Mathematical Research Letters

Volume 24 (2017)

Number 6

On the number of irreducible mod $\ell$ rank $2$ sheaves on curves over finite fields

Pages: 1605 – 1632

DOI: https://dx.doi.org/10.4310/MRL.2017.v24.n6.a2

Authors

Gebhard Böckle (Interdisciplinary Center for Scientific Computing, Universität Heidelberg, Germany)

Chandrashekhar B. Khare (Department of Mathematics, University of California at Los Angeles)

Abstract

Let $X$ be a smooth, geometrically connected, projective curve of genus g over a finite field $\mathbb{F}_q$ of characteristic p. Consider primes $\ell$ different from $p$. We formulate some questions related to a well known counting formula of Drinfeld. Drinfeld counts rank $2$, irreducible $\ell$-adic sheaves on $X_n = X \times {}_{\mathbb{F}_q} \: \mathbb{F}_{q^n}$ as $n$ varies. We would like to count rank $2$, irreducible mod $\ell$ sheaves on $X_n$ as $n$ varies. Drinfeld’s $\ell$-adic count gives an upper bound for the mod $\ell$ count. We conjecture that Drinfeld’s count is the correct asymptotic for the count of rank $2$, irreducible mod $\ell$ sheaves on $X_n$ as $n$ varies, and $(n, \ell) = 1$. The conjecture is an invitation to finding good lower bounds on the number of irreducible rank $2$, mod $\ell$ sheaves on $X_n$.

We produce a lower bound on the mod $\ell$ count, which is weaker than the one conjectured, by counting “dihedral” mod $\ell$ sheaves.

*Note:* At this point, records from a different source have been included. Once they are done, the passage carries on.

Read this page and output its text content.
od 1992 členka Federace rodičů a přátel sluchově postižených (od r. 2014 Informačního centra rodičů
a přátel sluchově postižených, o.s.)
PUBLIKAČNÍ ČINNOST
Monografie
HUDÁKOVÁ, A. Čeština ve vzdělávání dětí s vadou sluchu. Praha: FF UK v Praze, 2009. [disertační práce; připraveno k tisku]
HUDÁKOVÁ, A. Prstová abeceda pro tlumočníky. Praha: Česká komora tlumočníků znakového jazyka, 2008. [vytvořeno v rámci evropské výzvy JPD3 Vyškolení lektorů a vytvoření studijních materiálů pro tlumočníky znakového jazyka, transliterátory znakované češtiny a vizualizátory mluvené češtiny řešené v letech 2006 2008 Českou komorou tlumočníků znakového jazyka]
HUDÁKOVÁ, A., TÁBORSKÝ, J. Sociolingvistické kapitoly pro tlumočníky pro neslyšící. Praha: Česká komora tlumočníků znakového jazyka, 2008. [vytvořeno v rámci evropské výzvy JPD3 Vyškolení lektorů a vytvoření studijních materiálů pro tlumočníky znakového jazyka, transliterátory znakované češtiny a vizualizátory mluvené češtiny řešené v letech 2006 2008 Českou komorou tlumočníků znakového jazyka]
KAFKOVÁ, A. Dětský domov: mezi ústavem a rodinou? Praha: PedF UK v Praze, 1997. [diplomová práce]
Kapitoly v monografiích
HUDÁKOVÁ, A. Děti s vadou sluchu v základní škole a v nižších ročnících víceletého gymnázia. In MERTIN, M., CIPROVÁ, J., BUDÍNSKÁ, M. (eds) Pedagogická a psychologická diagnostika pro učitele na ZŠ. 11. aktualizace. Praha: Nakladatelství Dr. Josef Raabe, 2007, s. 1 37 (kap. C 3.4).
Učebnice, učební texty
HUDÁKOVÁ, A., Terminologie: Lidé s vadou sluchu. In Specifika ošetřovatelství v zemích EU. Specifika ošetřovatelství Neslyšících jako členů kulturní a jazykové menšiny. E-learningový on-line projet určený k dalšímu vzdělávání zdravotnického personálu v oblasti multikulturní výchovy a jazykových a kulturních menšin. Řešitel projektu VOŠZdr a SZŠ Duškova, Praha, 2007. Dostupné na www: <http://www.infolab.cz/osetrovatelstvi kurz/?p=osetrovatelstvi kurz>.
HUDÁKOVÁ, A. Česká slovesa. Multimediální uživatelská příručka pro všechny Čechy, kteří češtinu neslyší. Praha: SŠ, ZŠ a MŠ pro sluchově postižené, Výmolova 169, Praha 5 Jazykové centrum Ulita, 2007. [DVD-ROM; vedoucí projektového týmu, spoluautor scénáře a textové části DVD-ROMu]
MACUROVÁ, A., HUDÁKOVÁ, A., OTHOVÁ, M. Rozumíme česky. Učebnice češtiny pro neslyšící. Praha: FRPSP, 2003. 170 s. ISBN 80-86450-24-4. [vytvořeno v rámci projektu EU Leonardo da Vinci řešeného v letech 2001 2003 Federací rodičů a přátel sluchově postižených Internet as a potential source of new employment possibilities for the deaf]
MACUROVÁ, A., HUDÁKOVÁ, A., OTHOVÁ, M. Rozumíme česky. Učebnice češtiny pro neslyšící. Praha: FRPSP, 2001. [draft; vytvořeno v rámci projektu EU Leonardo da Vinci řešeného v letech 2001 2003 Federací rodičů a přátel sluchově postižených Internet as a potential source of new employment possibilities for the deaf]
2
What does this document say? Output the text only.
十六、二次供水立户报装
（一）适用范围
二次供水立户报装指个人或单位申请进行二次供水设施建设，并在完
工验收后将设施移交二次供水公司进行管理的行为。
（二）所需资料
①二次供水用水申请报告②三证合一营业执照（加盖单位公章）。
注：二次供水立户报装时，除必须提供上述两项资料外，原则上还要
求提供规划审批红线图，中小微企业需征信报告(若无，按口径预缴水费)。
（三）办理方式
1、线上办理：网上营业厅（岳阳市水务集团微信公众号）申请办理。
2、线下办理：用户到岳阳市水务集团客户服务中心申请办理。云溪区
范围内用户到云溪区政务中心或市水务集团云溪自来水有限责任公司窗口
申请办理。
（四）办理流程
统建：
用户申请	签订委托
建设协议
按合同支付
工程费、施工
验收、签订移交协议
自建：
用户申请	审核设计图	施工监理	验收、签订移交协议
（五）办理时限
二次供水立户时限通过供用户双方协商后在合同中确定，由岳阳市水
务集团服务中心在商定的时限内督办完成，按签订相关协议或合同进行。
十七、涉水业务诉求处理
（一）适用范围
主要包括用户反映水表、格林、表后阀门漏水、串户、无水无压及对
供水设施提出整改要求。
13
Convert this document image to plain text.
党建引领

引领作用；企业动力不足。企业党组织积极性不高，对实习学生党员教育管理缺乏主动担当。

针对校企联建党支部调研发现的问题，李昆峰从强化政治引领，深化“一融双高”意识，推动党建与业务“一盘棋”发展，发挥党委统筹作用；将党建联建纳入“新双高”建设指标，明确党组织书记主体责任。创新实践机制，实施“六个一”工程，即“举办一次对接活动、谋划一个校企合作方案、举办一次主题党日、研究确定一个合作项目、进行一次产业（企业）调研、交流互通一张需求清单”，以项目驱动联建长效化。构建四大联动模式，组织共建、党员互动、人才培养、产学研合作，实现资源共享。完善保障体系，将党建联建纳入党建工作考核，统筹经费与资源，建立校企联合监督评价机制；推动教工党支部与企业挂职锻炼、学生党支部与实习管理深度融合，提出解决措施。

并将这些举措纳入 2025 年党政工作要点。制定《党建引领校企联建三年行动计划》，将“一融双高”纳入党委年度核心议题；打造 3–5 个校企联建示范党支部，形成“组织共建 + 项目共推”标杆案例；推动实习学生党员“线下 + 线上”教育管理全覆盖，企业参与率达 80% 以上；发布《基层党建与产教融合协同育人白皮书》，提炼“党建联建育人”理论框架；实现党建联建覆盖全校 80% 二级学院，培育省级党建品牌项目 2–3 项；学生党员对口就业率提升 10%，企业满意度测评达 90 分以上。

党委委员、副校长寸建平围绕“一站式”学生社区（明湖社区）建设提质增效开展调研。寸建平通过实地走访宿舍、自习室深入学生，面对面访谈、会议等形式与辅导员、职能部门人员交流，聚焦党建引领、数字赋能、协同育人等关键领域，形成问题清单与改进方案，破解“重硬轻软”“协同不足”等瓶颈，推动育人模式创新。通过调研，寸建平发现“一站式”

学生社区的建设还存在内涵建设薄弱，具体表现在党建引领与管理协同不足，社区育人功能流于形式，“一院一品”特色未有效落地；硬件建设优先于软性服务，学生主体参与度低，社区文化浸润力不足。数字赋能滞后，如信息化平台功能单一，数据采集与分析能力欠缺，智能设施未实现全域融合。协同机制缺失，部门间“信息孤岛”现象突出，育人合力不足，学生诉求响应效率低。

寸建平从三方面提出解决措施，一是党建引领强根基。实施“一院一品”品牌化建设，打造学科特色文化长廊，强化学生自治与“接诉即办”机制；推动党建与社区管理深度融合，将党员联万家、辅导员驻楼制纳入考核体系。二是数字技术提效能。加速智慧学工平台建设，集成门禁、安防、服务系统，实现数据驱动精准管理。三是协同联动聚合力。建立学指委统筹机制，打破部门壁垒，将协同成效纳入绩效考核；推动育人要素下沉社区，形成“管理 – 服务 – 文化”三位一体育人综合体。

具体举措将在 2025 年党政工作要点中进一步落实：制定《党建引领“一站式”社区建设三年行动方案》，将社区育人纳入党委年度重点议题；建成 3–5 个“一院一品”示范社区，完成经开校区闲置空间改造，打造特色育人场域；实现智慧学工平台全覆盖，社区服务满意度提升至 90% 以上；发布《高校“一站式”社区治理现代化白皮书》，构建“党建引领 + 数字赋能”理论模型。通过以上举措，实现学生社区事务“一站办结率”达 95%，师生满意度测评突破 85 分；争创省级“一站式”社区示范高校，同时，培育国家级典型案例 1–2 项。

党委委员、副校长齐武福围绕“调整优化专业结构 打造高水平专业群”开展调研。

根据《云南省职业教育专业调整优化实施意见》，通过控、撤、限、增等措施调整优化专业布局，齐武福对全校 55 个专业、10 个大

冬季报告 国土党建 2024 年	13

We make a deformation theoretic study of the number of $\ell$-adic sheaves which lift the pull backs $\mathcal{F}_n$ to $X_n$, of a given mod $\ell$ sheaf $\mathcal{F}_{n_0}$ on $X_{n_0}$, as we ranger over $n$ with $n_0 \vert n$.

Received 31 December 2016

Accepted 3 April 2017

Published 29 January 2018